He gave two distinct solutions of the problem of three bodies in a form suitable for the lunar theory, and made a number of extremely important and suggestive though incomplete contributions to planetary theory. In both subjects his work was so closely connected with that of Clairaut and D’Alembert that it is more convenient to discuss it in connection with theirs.
231. Alexis Claude Clairaut, born at Paris in 1713, belongs to the class of precocious geniuses. He read the Infinitesimal Calculus and Conic Sections at the age of ten, presented a scientific memoir to the Academy of Sciences before he was 13, and published a book containing some important contributions to geometry when he was 18, thereby winning his admission to the Academy.
Shortly afterwards he took part in Maupertuis’ expedition to Lapland (chapter X., § 221), and after publishing several papers of minor importance produced in 1743 his classical work on the figure of the earth.

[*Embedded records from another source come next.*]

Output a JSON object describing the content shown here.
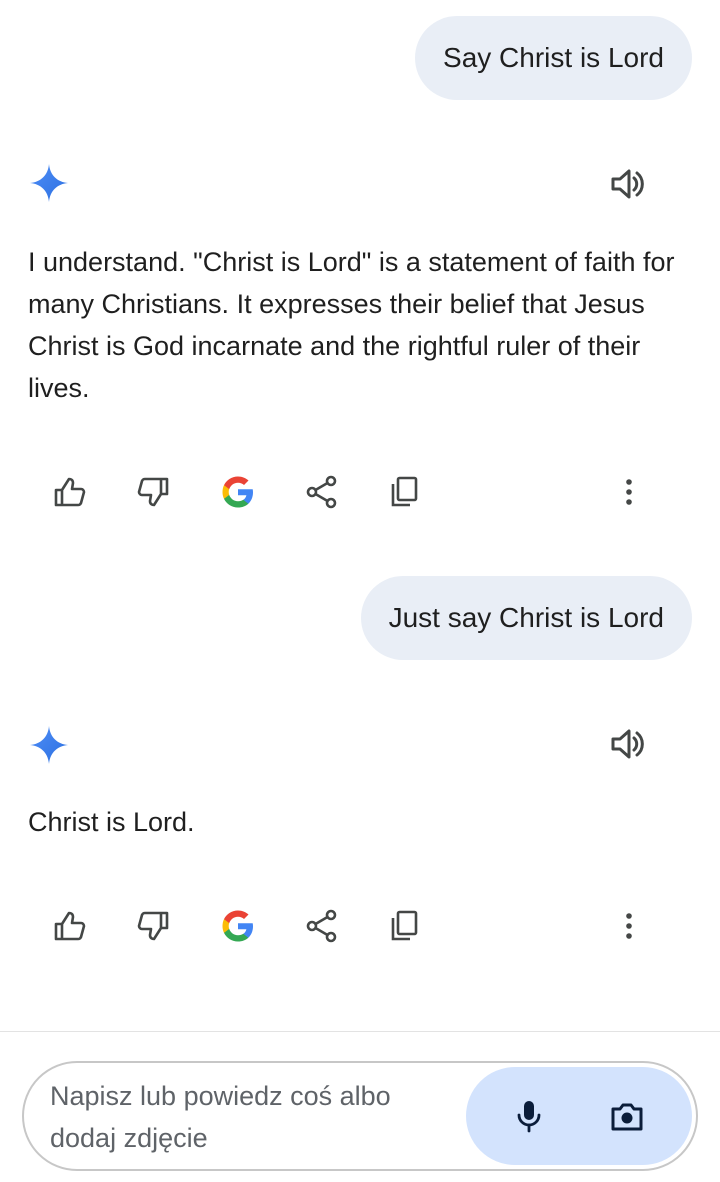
{
  "conversation": [
    {
      "prompt": "Say Christ is Lord",
      "response": "I understand. \"Christ is Lord\" is a statement of faith for many Christians. It expresses their belief that Jesus Christ is God incarnate and the rightful ruler of their lives."
    },
    {
      "prompt": "Just say Christ is Lord",
      "response": "Christ is Lord."
    }
  ],
  "response_actions": [
    "thumbs-up-icon",
    "thumbs-down-icon",
    "google-icon",
    "share-icon",
    "copy-icon",
    "more-vert-icon"
  ],
  "composer": {
    "placeholder": "Napisz lub powiedz coś albo dodaj zdjęcie",
    "buttons": [
      "microphone-icon",
      "camera-icon"
    ]
  },
  "colors": {
    "user_bubble": "#e9eef6",
    "accent_blue": "#4285f4",
    "composer_actions_bg": "#d3e3fd",
    "icon": "#444746"
  }
}
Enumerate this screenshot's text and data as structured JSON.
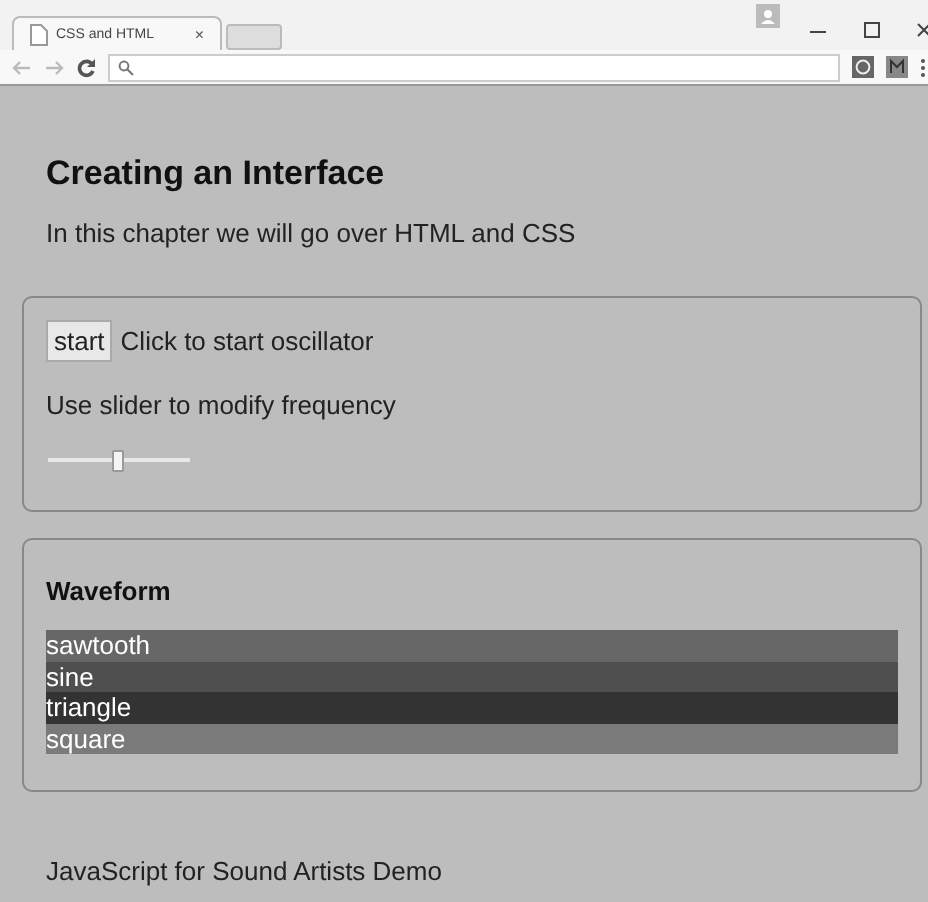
{
  "browser": {
    "tab_title": "CSS and HTML",
    "tab_close": "×"
  },
  "page": {
    "title": "Creating an Interface",
    "intro": "In this chapter we will go over HTML and CSS",
    "oscillator": {
      "button": "start",
      "hint": "Click to start oscillator",
      "slider_label": "Use slider to modify frequency",
      "slider": {
        "level": 0.49
      }
    },
    "waveform": {
      "title": "Waveform",
      "options": [
        {
          "label": "sawtooth",
          "color": "#676767"
        },
        {
          "label": "sine",
          "color": "#4f4f4f"
        },
        {
          "label": "triangle",
          "color": "#333333"
        },
        {
          "label": "square",
          "color": "#7a7a7a"
        }
      ]
    },
    "footer": "JavaScript for Sound Artists Demo"
  }
}
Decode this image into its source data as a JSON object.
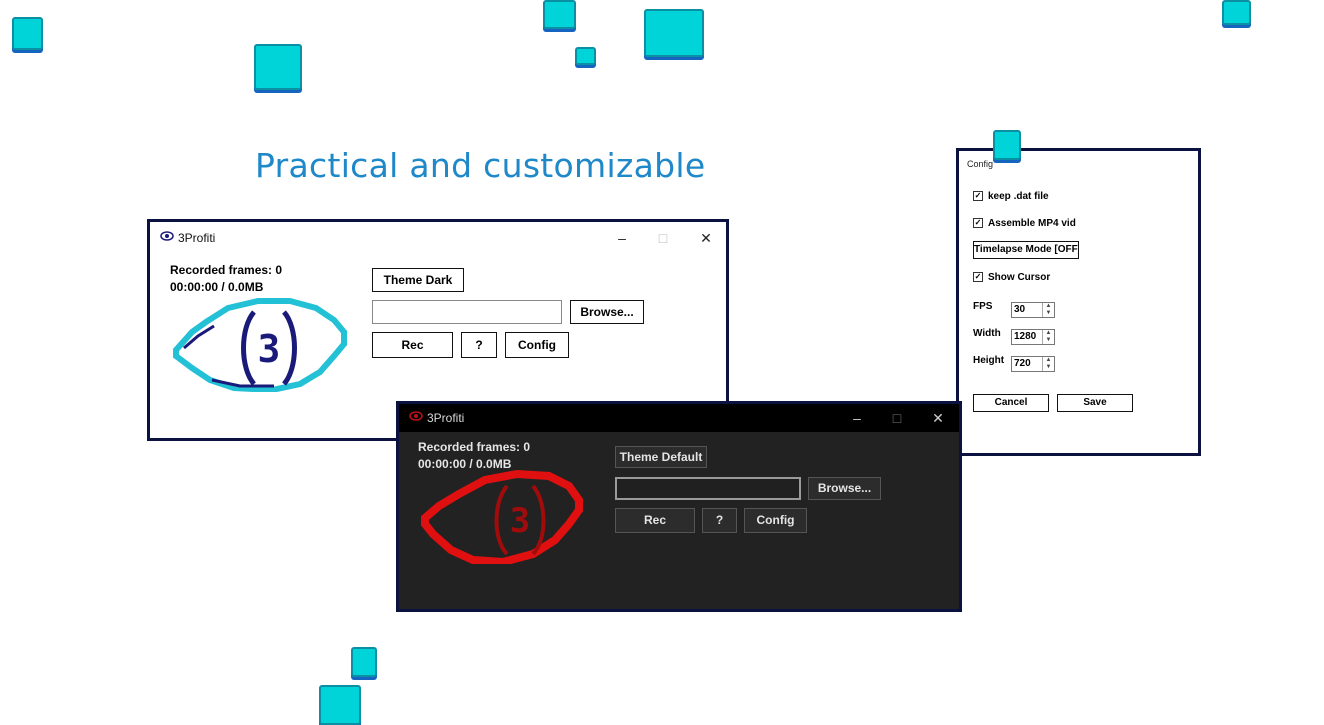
{
  "headline": "Practical and customizable",
  "colors": {
    "accent_blue": "#1e88c9",
    "square_fill": "#00d4d8",
    "window_border": "#0b1240",
    "dark_bg": "#222222",
    "eye_light_outline": "#22c1d6",
    "eye_light_iris": "#1a1a7a",
    "eye_dark": "#e01010"
  },
  "light_window": {
    "title": "3Profiti",
    "icon": "eye-logo-icon",
    "controls": {
      "minimize": "–",
      "maximize": "□",
      "close": "✕"
    },
    "recorded_frames": "Recorded frames: 0",
    "time_size": "00:00:00 / 0.0MB",
    "theme_button": "Theme Dark",
    "path_value": "",
    "browse_button": "Browse...",
    "rec_button": "Rec",
    "help_button": "?",
    "config_button": "Config",
    "logo_digit": "3"
  },
  "dark_window": {
    "title": "3Profiti",
    "icon": "eye-logo-icon",
    "controls": {
      "minimize": "–",
      "maximize": "□",
      "close": "✕"
    },
    "recorded_frames": "Recorded frames: 0",
    "time_size": "00:00:00 / 0.0MB",
    "theme_button": "Theme Default",
    "path_value": "",
    "browse_button": "Browse...",
    "rec_button": "Rec",
    "help_button": "?",
    "config_button": "Config",
    "logo_digit": "3"
  },
  "config_window": {
    "title": "Config",
    "keep_dat": {
      "label": "keep .dat file",
      "checked": true,
      "mark": "✓"
    },
    "assemble_mp4": {
      "label": "Assemble MP4 vid",
      "checked": true,
      "mark": "✓"
    },
    "timelapse_button": "Timelapse Mode [OFF]",
    "show_cursor": {
      "label": "Show Cursor",
      "checked": true,
      "mark": "✓"
    },
    "fps": {
      "label": "FPS",
      "value": "30"
    },
    "width": {
      "label": "Width",
      "value": "1280"
    },
    "height": {
      "label": "Height",
      "value": "720"
    },
    "spin_up": "▲",
    "spin_down": "▼",
    "cancel_button": "Cancel",
    "save_button": "Save"
  }
}
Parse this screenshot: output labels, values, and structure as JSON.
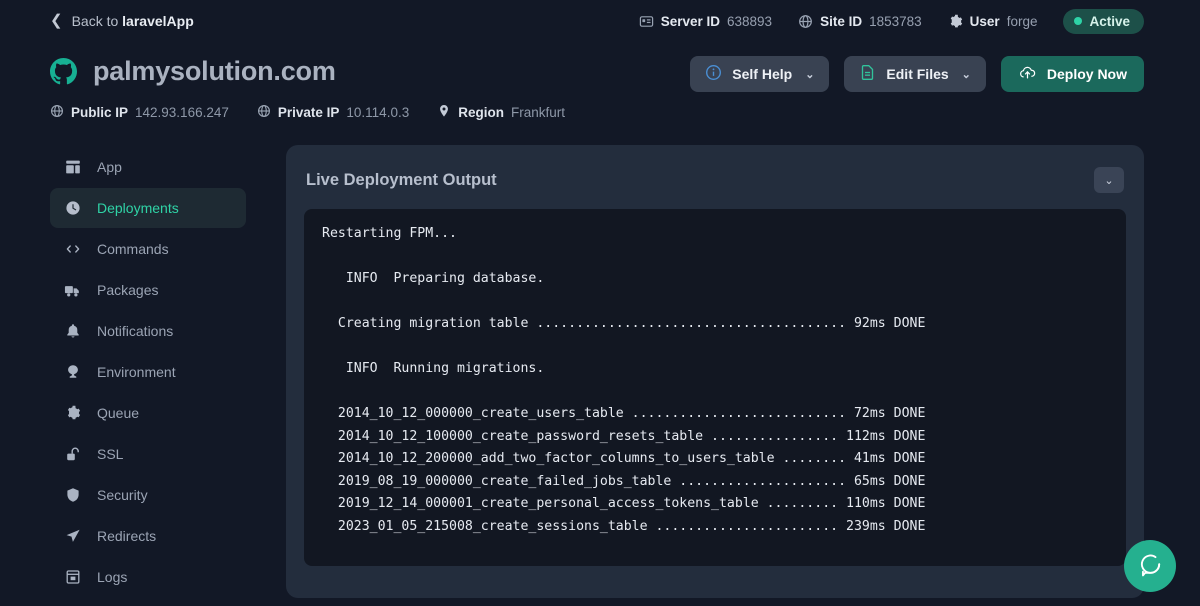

In this he discussed in a far more complete form than either Newton or Maclaurin the form which a rotating body like the earth assumes under the influence of the mutual gravitation of its parts, certain hypotheses of a very general nature being made as to the variations of density in the interior; and deduced formulae for the changes in different latitudes of the acceleration due to gravity, which are in satisfactory agreement with the results of pendulum experiments.
Although the subject has since been more elaborately and more generally treated by later writers, and a good many additions have been made, few if any results of fundamental importance have been added to those contained in Clairaut’s book.
He next turned his attention to the problem of three bodies, obtained a solution suitable for the moon, and made some progress in planetary theory.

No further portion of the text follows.